Cloning, expression and inhibitor studies of organellar Ca2-ATPases

Lockyer, Peter John (1997) Cloning, expression and inhibitor studies of organellar Ca2-ATPases. University of Southampton, Doctoral Thesis.

Record type: Thesis (Doctoral)

Abstract

A complementary DNA for the Tobacco Budworm, Heliothis virescens, sarco (endo)plasmic reticulum-type Ca²⁺-ATPase (HVSERCA) has been cloned and sequenced. The cDNA was cloned from a random-primed cDNA library made from 4^th and 5^th instar larvae polyA⁺ RNA. cDNA fragments of adult rabbit fast-twitch muscle CVa²⁺-ATPase (SERCA1a) were used as heterologous probes to isolate a partial cDNA clone which coded for a protein with high amino acid homology to the Ca²⁺-ATPase of Drosophila melanogaster (DRSERCA) and vertebrate ER/SR calcium pumps. Fragments of this Heliothis clone were utilised as probes to 'walk' upstream. The extreme 5' end of the insect Ca²⁺-ATPase cDNA sequence was isolated by PCR. The entire cDNA clone contains an open reading frame of 1000 codons and shares the characteristic motifs of P-type ATPases. The five nucleotides upstream of the start codon (CCACCAUGG) share the same sequence as the consensus Kozak transitional start sequence. It is the third arthropod ER/SR CA²⁺-ATPase to be cloned and has high amino acid identity with DRSERCA and about 70% identity with mammalian SERCAs.

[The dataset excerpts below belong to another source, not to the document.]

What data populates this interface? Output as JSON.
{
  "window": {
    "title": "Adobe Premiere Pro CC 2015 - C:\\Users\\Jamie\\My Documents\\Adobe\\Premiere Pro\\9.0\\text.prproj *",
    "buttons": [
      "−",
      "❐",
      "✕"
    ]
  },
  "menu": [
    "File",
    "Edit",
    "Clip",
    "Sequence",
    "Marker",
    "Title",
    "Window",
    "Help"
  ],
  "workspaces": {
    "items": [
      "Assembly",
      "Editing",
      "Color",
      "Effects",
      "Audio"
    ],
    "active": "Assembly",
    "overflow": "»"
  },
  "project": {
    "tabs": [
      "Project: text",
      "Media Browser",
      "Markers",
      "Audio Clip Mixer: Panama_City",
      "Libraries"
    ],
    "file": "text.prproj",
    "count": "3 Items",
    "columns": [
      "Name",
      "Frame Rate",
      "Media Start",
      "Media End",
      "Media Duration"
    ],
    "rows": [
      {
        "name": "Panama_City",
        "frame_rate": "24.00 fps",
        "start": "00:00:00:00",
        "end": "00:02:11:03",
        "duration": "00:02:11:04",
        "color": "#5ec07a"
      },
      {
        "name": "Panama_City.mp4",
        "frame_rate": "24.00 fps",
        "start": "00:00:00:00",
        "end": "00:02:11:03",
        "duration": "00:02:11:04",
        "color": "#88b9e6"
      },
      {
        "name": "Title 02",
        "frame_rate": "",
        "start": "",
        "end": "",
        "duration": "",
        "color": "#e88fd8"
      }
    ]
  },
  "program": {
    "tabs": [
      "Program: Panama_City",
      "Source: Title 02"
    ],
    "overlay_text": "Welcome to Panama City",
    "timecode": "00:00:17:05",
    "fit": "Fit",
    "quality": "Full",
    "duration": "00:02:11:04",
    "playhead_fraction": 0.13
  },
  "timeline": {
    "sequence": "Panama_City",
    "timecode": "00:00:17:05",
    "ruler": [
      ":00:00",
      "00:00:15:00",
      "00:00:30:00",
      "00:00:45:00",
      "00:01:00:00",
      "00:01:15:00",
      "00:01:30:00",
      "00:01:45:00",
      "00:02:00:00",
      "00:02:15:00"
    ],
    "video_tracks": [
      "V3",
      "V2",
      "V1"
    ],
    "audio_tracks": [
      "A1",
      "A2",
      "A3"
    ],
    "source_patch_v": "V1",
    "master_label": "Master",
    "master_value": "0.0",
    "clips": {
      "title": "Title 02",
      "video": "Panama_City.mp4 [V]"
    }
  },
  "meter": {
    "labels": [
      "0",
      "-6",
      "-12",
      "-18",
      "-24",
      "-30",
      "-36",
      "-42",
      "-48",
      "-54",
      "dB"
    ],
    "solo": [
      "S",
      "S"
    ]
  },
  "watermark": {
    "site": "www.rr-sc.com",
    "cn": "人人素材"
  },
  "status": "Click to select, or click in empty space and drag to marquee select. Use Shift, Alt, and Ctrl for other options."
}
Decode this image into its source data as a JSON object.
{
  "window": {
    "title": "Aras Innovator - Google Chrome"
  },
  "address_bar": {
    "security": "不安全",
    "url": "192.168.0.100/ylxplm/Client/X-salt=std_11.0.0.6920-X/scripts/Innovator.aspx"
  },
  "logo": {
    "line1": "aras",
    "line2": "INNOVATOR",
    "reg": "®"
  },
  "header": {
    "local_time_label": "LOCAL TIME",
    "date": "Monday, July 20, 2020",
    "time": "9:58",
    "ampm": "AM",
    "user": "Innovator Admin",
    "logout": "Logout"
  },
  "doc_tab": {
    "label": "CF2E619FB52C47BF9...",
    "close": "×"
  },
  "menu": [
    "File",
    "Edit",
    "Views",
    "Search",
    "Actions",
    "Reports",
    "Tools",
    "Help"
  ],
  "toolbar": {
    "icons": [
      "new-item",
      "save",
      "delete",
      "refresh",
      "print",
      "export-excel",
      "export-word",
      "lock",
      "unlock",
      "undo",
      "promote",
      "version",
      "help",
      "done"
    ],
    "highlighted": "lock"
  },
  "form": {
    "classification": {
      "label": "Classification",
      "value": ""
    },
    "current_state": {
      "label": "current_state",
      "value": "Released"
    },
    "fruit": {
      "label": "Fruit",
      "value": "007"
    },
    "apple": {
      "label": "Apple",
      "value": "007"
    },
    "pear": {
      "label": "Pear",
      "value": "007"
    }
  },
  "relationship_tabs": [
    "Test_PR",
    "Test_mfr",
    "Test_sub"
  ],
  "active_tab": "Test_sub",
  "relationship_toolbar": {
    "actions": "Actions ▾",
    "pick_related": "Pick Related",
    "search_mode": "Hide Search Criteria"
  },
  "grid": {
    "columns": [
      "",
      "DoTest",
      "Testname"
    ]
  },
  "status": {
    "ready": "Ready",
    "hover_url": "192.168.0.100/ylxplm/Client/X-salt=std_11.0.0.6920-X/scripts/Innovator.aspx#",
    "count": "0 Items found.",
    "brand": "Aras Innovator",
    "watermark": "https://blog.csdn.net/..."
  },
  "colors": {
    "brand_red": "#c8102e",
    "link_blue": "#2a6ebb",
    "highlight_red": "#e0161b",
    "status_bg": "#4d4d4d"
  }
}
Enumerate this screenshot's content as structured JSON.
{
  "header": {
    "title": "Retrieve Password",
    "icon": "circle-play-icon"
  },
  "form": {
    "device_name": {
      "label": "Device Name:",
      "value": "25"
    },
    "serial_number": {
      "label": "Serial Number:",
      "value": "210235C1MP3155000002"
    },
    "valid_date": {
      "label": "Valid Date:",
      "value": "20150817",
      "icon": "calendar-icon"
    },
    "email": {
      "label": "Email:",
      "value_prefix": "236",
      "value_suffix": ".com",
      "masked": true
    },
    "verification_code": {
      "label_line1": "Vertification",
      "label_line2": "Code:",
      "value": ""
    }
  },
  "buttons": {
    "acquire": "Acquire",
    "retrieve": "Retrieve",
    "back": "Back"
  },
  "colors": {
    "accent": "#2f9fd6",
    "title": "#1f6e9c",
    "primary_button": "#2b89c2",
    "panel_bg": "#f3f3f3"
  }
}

Two novel inhibitors of rabbit SERCA1a enzyme have been identified, ellagic acid and curcumin. ATPase activity of purified rabbit skeletal SR is inhibited by ellagic acid and curcumin at an IC₅₀ of 10 μM and 4 μM, respectively. Ellagic acid raises [Ca²⁺]_i in Quail fibroblasts imaged by confocal microscopy with the Ca²⁺ dye Indo-1. In contrast, curcumin does not raise [Ca²⁺]_i, which would be expected for a Ca²⁺-ATPase inhibitor, and prevents an elevation of [Ca²⁺]_i by the potent Ca²⁺ pump inhibitors, 2,5-di(tert-butyl)-1,4-benzohydroquinone (BHQ) and trilobilide. This effect may provide a mechanism for the role of curcumin as an anti-cancer agent.